Regarding your regression setup, please let me know if I’ve understood correctly. My understanding is that you use the mean expression data from the controls and adjust it to reflect the perturbed gene (either setting it to zero for knockouts or to the observed value for knockdowns and chemical perturbations). You then use this as the feature space for regression to predict the perturbed expressions (the log fold change). The issue here is that your control expressions are constant across the feature space, with only the perturbed genes as the varying elements. Is that right?
To verify, it might help to try an approach that discards the control expressions, setting only the perturbed genes as the feature space—like a one-hot encoding (if you have tried this already, I’d be interested to know the outcome). So, if my understanding is correct, you’re expecting the model to predict the perturbation outcomes based on the source of perturbation alone. This would indeed be a tough challenge for a regression model unless there are enough combinatorial perturbation settings for the model to learn effectively.

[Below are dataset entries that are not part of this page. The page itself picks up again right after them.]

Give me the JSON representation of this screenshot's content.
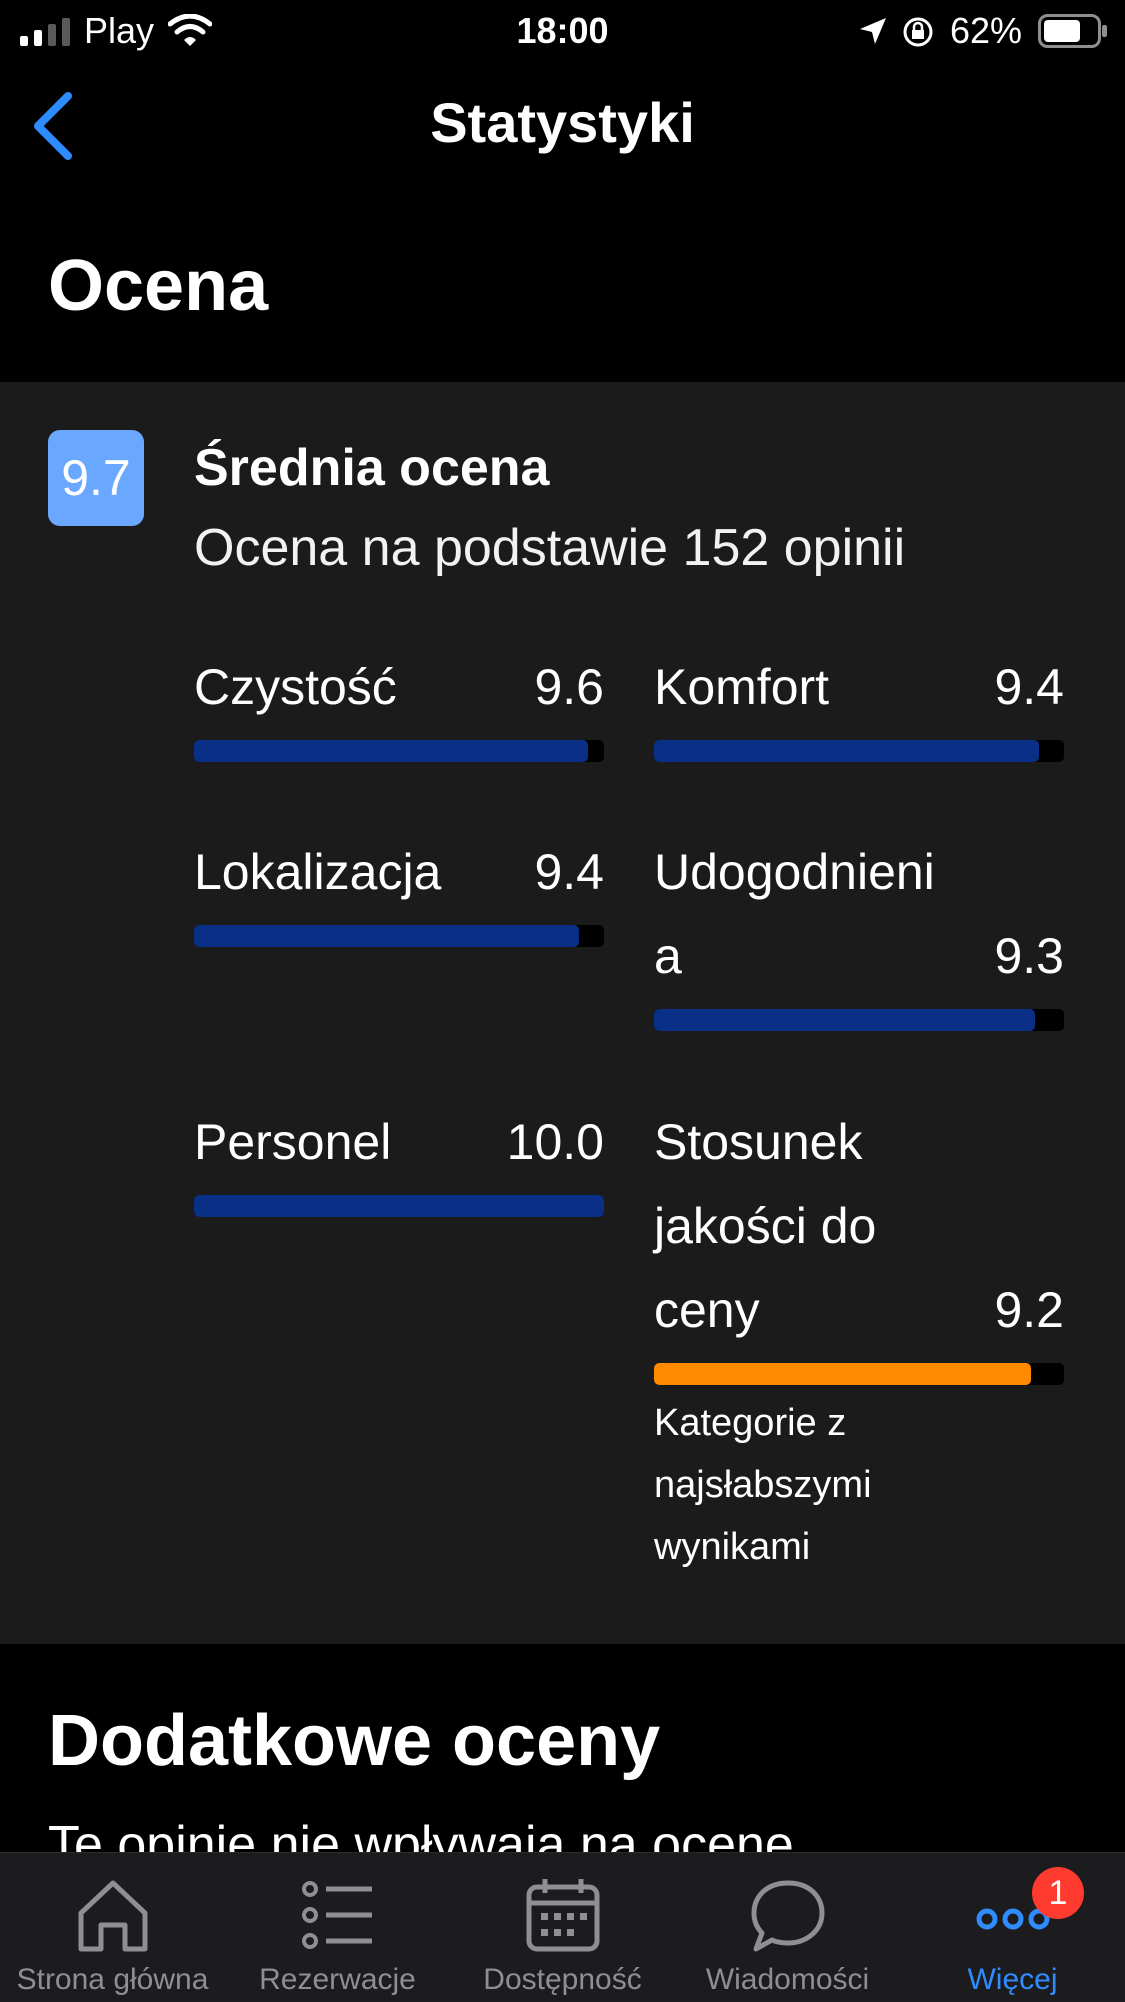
{
  "status": {
    "carrier": "Play",
    "time": "18:00",
    "battery": "62%"
  },
  "nav": {
    "title": "Statystyki"
  },
  "section_title": "Ocena",
  "rating": {
    "score": "9.7",
    "title": "Średnia ocena",
    "subtitle": "Ocena na podstawie 152 opinii",
    "metrics": [
      {
        "label_lines": [
          "Czystość"
        ],
        "value": "9.6",
        "fraction": 0.96,
        "color": "#0a2f86"
      },
      {
        "label_lines": [
          "Komfort"
        ],
        "value": "9.4",
        "fraction": 0.94,
        "color": "#0a2f86"
      },
      {
        "label_lines": [
          "Lokalizacja"
        ],
        "value": "9.4",
        "fraction": 0.94,
        "color": "#0a2f86"
      },
      {
        "label_lines": [
          "Udogodnieni",
          "a"
        ],
        "value": "9.3",
        "fraction": 0.93,
        "color": "#0a2f86"
      },
      {
        "label_lines": [
          "Personel"
        ],
        "value": "10.0",
        "fraction": 1.0,
        "color": "#0a2f86"
      },
      {
        "label_lines": [
          "Stosunek",
          "jakości do",
          "ceny"
        ],
        "value": "9.2",
        "fraction": 0.92,
        "color": "#ff8a00"
      }
    ],
    "weakest_note_lines": [
      "Kategorie z",
      "najsłabszymi",
      "wynikami"
    ]
  },
  "extra": {
    "title": "Dodatkowe oceny",
    "subtitle": "Te opinie nie wpływają na ocenę"
  },
  "tabs": [
    {
      "label": "Strona główna",
      "icon": "home-icon"
    },
    {
      "label": "Rezerwacje",
      "icon": "list-icon"
    },
    {
      "label": "Dostępność",
      "icon": "calendar-icon"
    },
    {
      "label": "Wiadomości",
      "icon": "chat-bubble-icon"
    },
    {
      "label": "Więcej",
      "icon": "more-dots-icon",
      "active": true,
      "badge": "1"
    }
  ],
  "colors": {
    "accent": "#2f8cff",
    "score_badge": "#6aa8ff",
    "bar_normal": "#0a2f86",
    "bar_weak": "#ff8a00",
    "card_bg": "#1b1b1c"
  }
}
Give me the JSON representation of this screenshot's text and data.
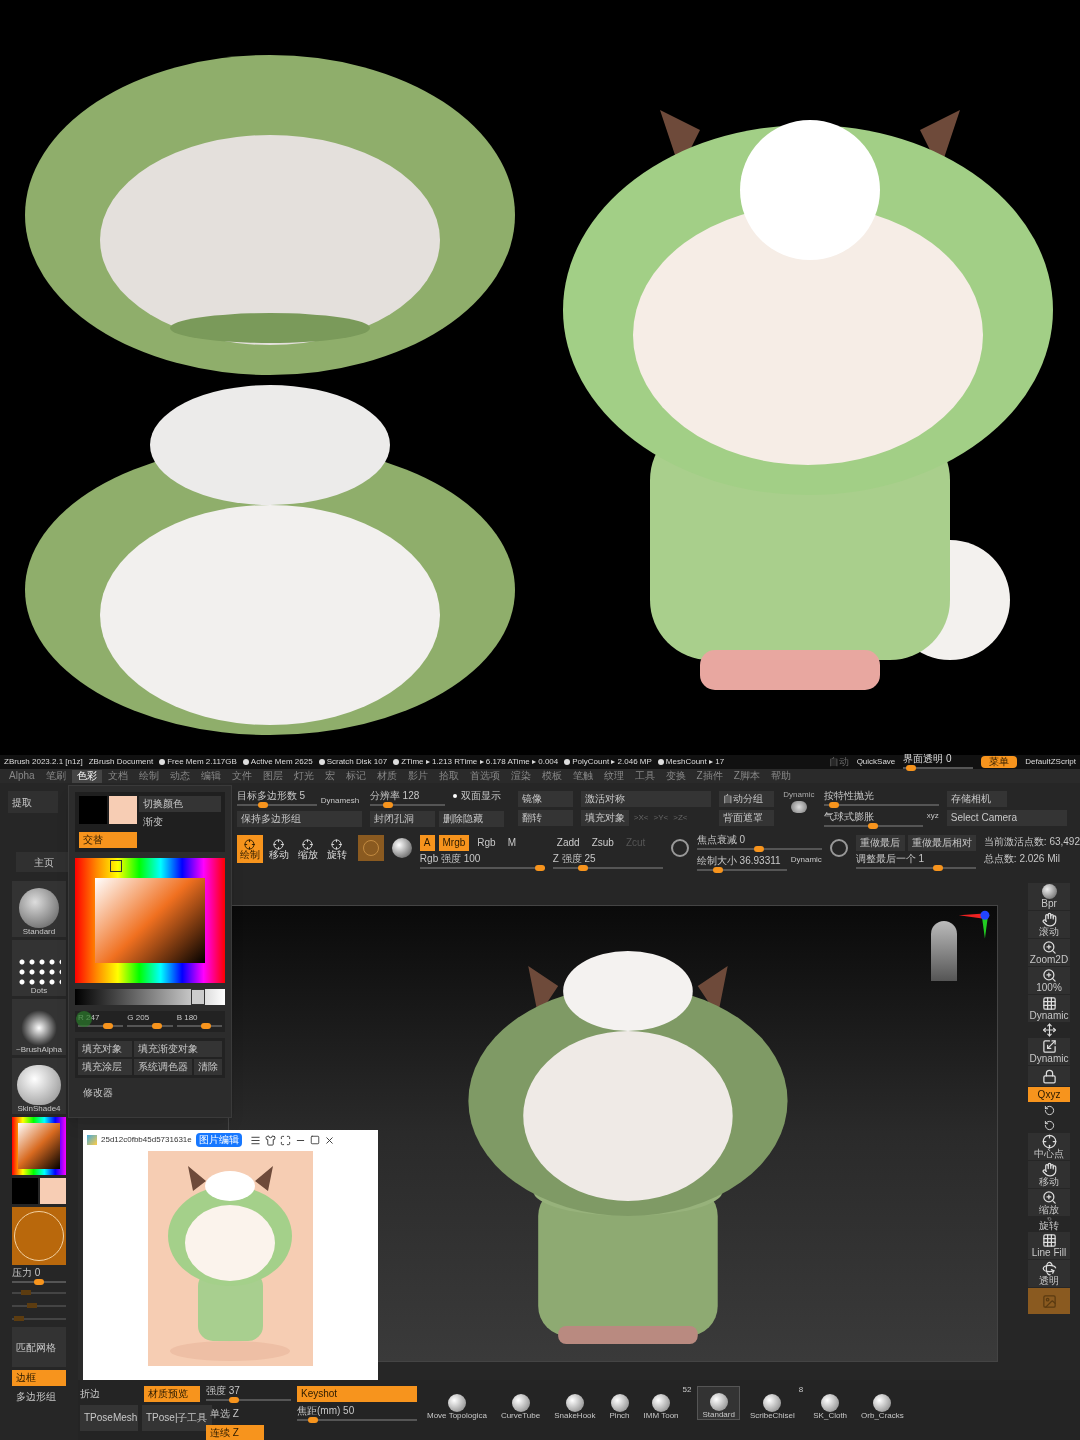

Hi Eric, I couldnt manage to send you a direct message on your github profile so i am writing my question here. pls feel free to move it somewhere else. I observe that in your paper, you have shown that the mean approach dominantly outperforms the other methods. I am curious about this. I see that you have shown a strong corr between baseline prediction (mean of the training data) and the actual fold change (spearman > 0.6). i wonder, considering that your baseline prediction has the same values for all samples of a given gene, how do you calculate the spearman correlation on this 2D space?is it something like this?
corr, p_value = spearmanr(y_true.flatten(), y_pred.flatten())
. would be kind of you to direct me to your actual code doing this.